# wax over tung oil?



## ripjack13 (Feb 2, 2012)

I'm in the process of making 1911 wood grips and used tung oil on some Koa and it just didn't look shiny enough. Can I use wax over it? Or do I need to strip it down? I looked for wax finish on the search here but there was just way too many topics and I didn't want to go through all 2000 topics looking...any suggestions on this for a n00b grip maker?


----------



## cabinetman (Jul 5, 2007)

What Tung oil did you use, and how much did you apply?








 







.


----------



## Just Bill (Dec 29, 2008)

I used multiple coats of tung oil on a TC Hawken(black walnut) .50 many years ago. I periodically go over it with a coat of Butchers wax. Still looks like new. Black powder, water, nothing seems to bother it.


----------



## chemmy (Dec 13, 2011)

ripjack13 said:


> I'm in the process of making 1911 wood grips and used tung oil on some Koa and it just didn't look shiny enough. Can I use wax over it? Or do I need to strip it down? I looked for wax finish on the search here but there was just way too many topics and I didn't want to go through all 2000 topics looking...any suggestions on this for a n00b grip maker?


Are they smooth grips or heavily checkered -carved-ect.?
If smooth just keep applying more tung, and burnish them more with burlap then cotton cloths. if ornamental, then still give them more coats and do the same and expect to wax them several times as the last steps ok?:yes:

PS: if your using pure raw tung try switching to "polymerized" tung for better build and gloss ok? I've done several stocks with polymerized tung that when rubbed down give an excellent high sheen.


----------



## ripjack13 (Feb 2, 2012)

I used pure tung from Woodcraft. About 3-4 coats. Grips are smooth ebony. And another is Koa.


----------



## chemmy (Dec 13, 2011)

ripjack13 said:


> I used pure tung from Woodcraft. About 3-4 coats. Grips are smooth ebony. And another is Koa.

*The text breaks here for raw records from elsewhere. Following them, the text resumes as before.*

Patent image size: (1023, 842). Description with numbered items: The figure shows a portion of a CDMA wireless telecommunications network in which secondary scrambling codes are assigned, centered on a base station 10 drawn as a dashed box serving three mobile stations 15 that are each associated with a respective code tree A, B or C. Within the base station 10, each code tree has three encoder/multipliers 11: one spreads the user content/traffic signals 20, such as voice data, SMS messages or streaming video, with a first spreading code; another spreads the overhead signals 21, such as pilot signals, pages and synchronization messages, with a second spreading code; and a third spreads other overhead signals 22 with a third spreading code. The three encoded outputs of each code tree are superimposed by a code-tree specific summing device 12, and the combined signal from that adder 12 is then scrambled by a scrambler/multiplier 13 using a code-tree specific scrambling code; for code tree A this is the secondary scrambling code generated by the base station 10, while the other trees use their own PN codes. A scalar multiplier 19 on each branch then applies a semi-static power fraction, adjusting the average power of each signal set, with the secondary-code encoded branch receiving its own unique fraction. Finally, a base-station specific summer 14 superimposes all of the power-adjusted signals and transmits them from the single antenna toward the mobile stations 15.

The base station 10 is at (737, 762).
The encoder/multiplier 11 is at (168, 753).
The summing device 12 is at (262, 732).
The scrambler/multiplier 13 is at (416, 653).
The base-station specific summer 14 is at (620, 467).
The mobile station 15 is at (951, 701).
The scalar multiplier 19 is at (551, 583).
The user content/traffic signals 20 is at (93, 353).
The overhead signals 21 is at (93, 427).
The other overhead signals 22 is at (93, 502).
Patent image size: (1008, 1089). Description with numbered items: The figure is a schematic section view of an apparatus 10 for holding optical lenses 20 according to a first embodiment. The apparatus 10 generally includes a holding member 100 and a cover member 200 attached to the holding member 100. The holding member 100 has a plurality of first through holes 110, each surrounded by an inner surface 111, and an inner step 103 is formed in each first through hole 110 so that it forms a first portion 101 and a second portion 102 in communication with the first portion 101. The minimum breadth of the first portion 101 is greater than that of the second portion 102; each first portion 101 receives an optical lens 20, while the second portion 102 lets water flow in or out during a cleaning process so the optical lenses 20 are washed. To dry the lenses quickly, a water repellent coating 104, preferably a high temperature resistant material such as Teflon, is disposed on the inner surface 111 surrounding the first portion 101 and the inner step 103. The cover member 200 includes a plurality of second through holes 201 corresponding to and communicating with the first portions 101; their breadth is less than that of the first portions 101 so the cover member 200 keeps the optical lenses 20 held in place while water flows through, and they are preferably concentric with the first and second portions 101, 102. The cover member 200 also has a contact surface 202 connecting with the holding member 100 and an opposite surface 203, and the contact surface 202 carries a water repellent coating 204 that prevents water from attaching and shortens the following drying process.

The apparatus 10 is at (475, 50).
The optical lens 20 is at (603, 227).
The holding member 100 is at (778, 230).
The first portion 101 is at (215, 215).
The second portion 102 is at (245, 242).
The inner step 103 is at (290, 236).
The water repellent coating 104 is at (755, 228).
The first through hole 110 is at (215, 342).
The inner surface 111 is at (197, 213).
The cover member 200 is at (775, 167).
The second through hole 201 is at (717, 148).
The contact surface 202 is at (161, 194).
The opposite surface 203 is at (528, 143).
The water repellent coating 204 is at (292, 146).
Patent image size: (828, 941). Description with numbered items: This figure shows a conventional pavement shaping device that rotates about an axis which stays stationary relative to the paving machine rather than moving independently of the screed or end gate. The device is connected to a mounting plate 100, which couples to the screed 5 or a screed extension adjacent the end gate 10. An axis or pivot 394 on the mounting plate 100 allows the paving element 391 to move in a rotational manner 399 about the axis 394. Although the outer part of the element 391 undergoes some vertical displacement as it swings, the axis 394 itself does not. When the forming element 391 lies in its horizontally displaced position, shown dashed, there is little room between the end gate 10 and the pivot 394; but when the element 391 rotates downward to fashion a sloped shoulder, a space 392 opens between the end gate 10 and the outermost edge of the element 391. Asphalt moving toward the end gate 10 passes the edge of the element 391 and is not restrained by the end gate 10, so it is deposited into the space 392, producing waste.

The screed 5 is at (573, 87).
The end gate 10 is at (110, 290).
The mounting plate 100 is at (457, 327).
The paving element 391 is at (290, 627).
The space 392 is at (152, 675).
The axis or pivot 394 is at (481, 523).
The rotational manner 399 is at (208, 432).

Try the polymerized tung, you'll be glad you did. the mineral spirits sytem not the citrus solvent system!!

http://www.sutherlandwelles.com/products/tung-oil/


----------



## ripjack13 (Feb 2, 2012)

Thanx..I'll check out that stuff this weekend.


----------



## ripjack13 (Feb 2, 2012)

chemmy said:


> Try the polymerized tung, you'll be glad you did. the mineral spirits sytem not the citrus solvent system!!
> 
> http://www.sutherlandwelles.com/products/tung-oil/


Any specific one? they list four of them when I mouse over the polymerized tung and there's 2 that have the mineral spirits. Either the 
*Original Formula*

Interior applications only. Available in Sealer, Low, Medium and High Lustre. This formulation uses a highly refined mineral spirit solvent system.


OR the 

*Exterior Polymerized Tung Oil*

Exterior applications only. Available in Exterior Sealer and Medium Lustre. Formulated with our highly refined mineral spirit solvent, two ultraviolet guards and a mildewcide to protect the cured surface.


Obviously the grips might be subjected to outside weather, so shall I go with the Exterior product?

And thanx for the answers guys! you rock!


----------



## chemmy (Dec 13, 2011)

ripjack13 said:


> Any specific one? they list four of them when I mouse over the polymerized tung and there's 2 that have the mineral spirits. Either the
> *Original Formula*
> 
> Interior applications only. Available in Sealer, Low, Medium and High Lustre. This formulation uses a highly refined mineral spirit solvent system.
> ...


Absolutely!! exerior!!


----------



## ripjack13 (Feb 2, 2012)

Thanx. Just ordered some.


----------